The documents outlining Michael Flynn's guilty plea in the Trump-Russia investigation do not allege collusion or conspiracy between the Trump campaign and Russia to influence the 2016 election. They do, however, suggest that the Obama Justice Department was intensely interested in Flynn's discussions with Russian ambassador Sergey Kislyak about policy issues — sanctions against Russia, a United Nations resolution on Israel — during the presidential transition, when Barack Obama was still in the White House and Donald Trump was preparing to take office.

At the time, top Justice officials suspected Flynn of violating the Logan Act, the 218-year-old law under which no one has ever been prosecuted.

In short, there's no doubt the Logan Act, a law dismissed as a joke or an archaic irrelevancy or simply unconstitutional by many legal experts, played a central role in the Obama administration's aggressive and enormously consequential investigation of its successor.

Democrats began accusing Trump of Logan Act violations in the summer of 2016, immediately after the Republican convention.

There wasn't much public discussion of the Logan Act in October and November, as the campaign reached its final weeks and the political world dealt with the shock of Trump's victory. The subject re-emerged in December as Democrats, stunned and angry, watched Trump prepare for the presidency — and prepare to undo many of Obama's policies.

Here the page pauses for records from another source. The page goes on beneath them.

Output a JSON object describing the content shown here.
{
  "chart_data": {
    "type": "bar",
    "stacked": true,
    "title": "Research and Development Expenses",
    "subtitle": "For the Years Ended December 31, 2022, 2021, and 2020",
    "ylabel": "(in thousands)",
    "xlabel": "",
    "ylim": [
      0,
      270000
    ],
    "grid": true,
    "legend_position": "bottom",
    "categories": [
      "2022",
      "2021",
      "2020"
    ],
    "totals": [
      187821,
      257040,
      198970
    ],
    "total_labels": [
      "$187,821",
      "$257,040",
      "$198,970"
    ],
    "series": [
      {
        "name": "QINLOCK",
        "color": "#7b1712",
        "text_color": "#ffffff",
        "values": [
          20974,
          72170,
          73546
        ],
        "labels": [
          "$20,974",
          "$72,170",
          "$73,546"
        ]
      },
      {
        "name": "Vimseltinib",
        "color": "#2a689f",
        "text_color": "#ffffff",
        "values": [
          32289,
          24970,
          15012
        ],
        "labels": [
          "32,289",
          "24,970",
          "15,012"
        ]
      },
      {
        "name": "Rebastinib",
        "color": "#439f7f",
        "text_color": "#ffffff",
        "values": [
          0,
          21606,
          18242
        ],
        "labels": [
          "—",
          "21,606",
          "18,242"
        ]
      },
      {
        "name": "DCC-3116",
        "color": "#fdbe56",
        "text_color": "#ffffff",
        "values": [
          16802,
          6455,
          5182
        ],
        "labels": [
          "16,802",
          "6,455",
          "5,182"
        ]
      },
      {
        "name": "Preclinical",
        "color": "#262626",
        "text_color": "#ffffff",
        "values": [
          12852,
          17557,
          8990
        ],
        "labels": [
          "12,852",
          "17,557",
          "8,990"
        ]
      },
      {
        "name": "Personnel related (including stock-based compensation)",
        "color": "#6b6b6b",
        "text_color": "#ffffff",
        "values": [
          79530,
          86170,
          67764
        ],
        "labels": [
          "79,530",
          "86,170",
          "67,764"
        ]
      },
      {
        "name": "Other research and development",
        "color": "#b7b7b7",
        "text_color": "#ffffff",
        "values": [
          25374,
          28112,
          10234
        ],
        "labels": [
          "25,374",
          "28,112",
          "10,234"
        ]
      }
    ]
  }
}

On Dec. 8, Democratic Rep. Jared Huffman introduced the "One President at a Time Act of 2016." The bill would have amended the Logan Act to specify that a president-elect, or anyone acting on a president-elect's behalf, was specifically subject to its restrictions.

On Dec. 20, Reps. Conyers and Sheila Jackson Lee asked the Justice Department to investigate Trump for a possible violation of the Logan Act.

A critical moment came two weeks later, on Jan. 12, 2017, when the Washington Post's David Ignatius reported the Flynn-Kislyak calls. Ignatius said his source was a "senior U.S. government official." "What did Flynn say, and did it undercut the U.S. sanctions?" Ignatius asked. "The Logan Act (though never enforced) bars U.S. citizens from correspondence intending to influence a foreign government about 'disputes' with the United States."

It was a stunning leak; the existence and content of U.S. spy intercepts are highly, highly classified. But the Obama administration let the information out.

And by the way, when it finally came time to charge Flynn with a crime, did prosecutors, armed with the transcripts of those Flynn-Kislyak conversations, choose to charge him with violating the Logan Act? Of course not. But for the Obama team, the law had already served its purpose, months earlier, to entangle the new administration in a criminal investigation as soon as it walkedin the door of the White House.